Evans, a Salt Lake dentist-turned-development-specialist, could understand the complaint. The director had ended up spending more time chauffeuring and baby-sitting college student volunteers than doing his work.And this director was not the first to decide volunteers were more trouble than help in international-development work. Mother Teresa's organization accepts no volunteers, Evans said. And Dominique Lapierre, author of "The City of Joy," a book about Calcutta's poor, wrote that people's offers to help were generous but not usually realistic.
"Unless you are a doctor or an experienced paramedic in the fields of leprosy, tropical diseases, malnutrition, bone tuberculosis, polio, rehabilitation of physically handicapped, I think your generous will to help could be more of a burden for the locals in charge than anything else," he wrote.
But Evans wasn't willing to give up yet on volunteers. He had seen the dramatic changes in Americans' lives as they were exposed to the poverty, hunger and disease of the Third World, not as abstractions in books or pictures on television but as everyday factors in the lives of real people with whom they ate, slept and worked.

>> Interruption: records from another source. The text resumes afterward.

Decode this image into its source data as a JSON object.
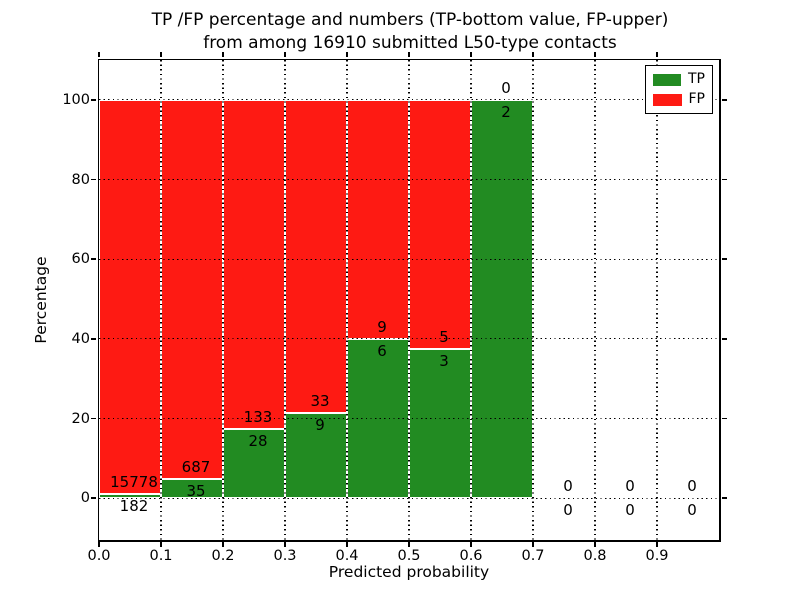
{
  "title": {
    "line1": "TP /FP percentage and numbers (TP-bottom value, FP-upper)",
    "line2": "from among 16910 submitted L50-type contacts"
  },
  "chart_data": {
    "type": "bar",
    "stacked": true,
    "title": "TP /FP percentage and numbers (TP-bottom value, FP-upper) from among 16910 submitted L50-type contacts",
    "xlabel": "Predicted probability",
    "ylabel": "Percentage",
    "xlim": [
      0.0,
      1.0
    ],
    "ylim": [
      -10.5,
      110
    ],
    "grid": true,
    "grid_style": "dotted",
    "bin_width": 0.1,
    "bin_starts": [
      0.0,
      0.1,
      0.2,
      0.3,
      0.4,
      0.5,
      0.6,
      0.7,
      0.8,
      0.9
    ],
    "x_tick_labels": [
      "0.0",
      "0.1",
      "0.2",
      "0.3",
      "0.4",
      "0.5",
      "0.6",
      "0.7",
      "0.8",
      "0.9"
    ],
    "y_ticks": [
      0,
      20,
      40,
      60,
      80,
      100
    ],
    "series": [
      {
        "name": "TP",
        "color": "#228b22",
        "counts": [
          182,
          35,
          28,
          9,
          6,
          3,
          2,
          0,
          0,
          0
        ]
      },
      {
        "name": "FP",
        "color": "#fe1a13",
        "counts": [
          15778,
          687,
          133,
          33,
          9,
          5,
          0,
          0,
          0,
          0
        ]
      }
    ],
    "tp_percent": [
      1.1,
      4.8,
      17.4,
      21.4,
      40.0,
      37.5,
      100.0,
      0,
      0,
      0
    ],
    "legend": {
      "position": "upper right",
      "entries": [
        "TP",
        "FP"
      ]
    }
  },
  "colors": {
    "tp": "#228b22",
    "fp": "#fe1a13",
    "grid": "#000000",
    "background": "#ffffff"
  }
}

Even if the volunteer efforts were not the most efficient way to help the people of the Andes, they were crucial to changing the First World's attitudes about the Third, he thought.
And Evans was not convinced inexperienced volunteer help could not be made useful to recipients as well.
So he, along with Dan Judd, president of the Children's Foundation, and James Mayfield, who runs the international development administration program at the University of Utah, started a new group - the Center for Humanitarian Outreach and Inter-Cultural Exchange.
CHOICE, they decided, would provide grants not just of money but also of manpower to organizations needing help. The requesting organization would help to identify a specific short-term project where unskilled - and even some skilled - volunteers could be of assistance. It would be like a mini-Peace Corps.
They would make sure the short-term projects addressed real needs by sending specially trained development workers - called rural development facilitators - to live in the target villages for several months before the arrival of any volunteers.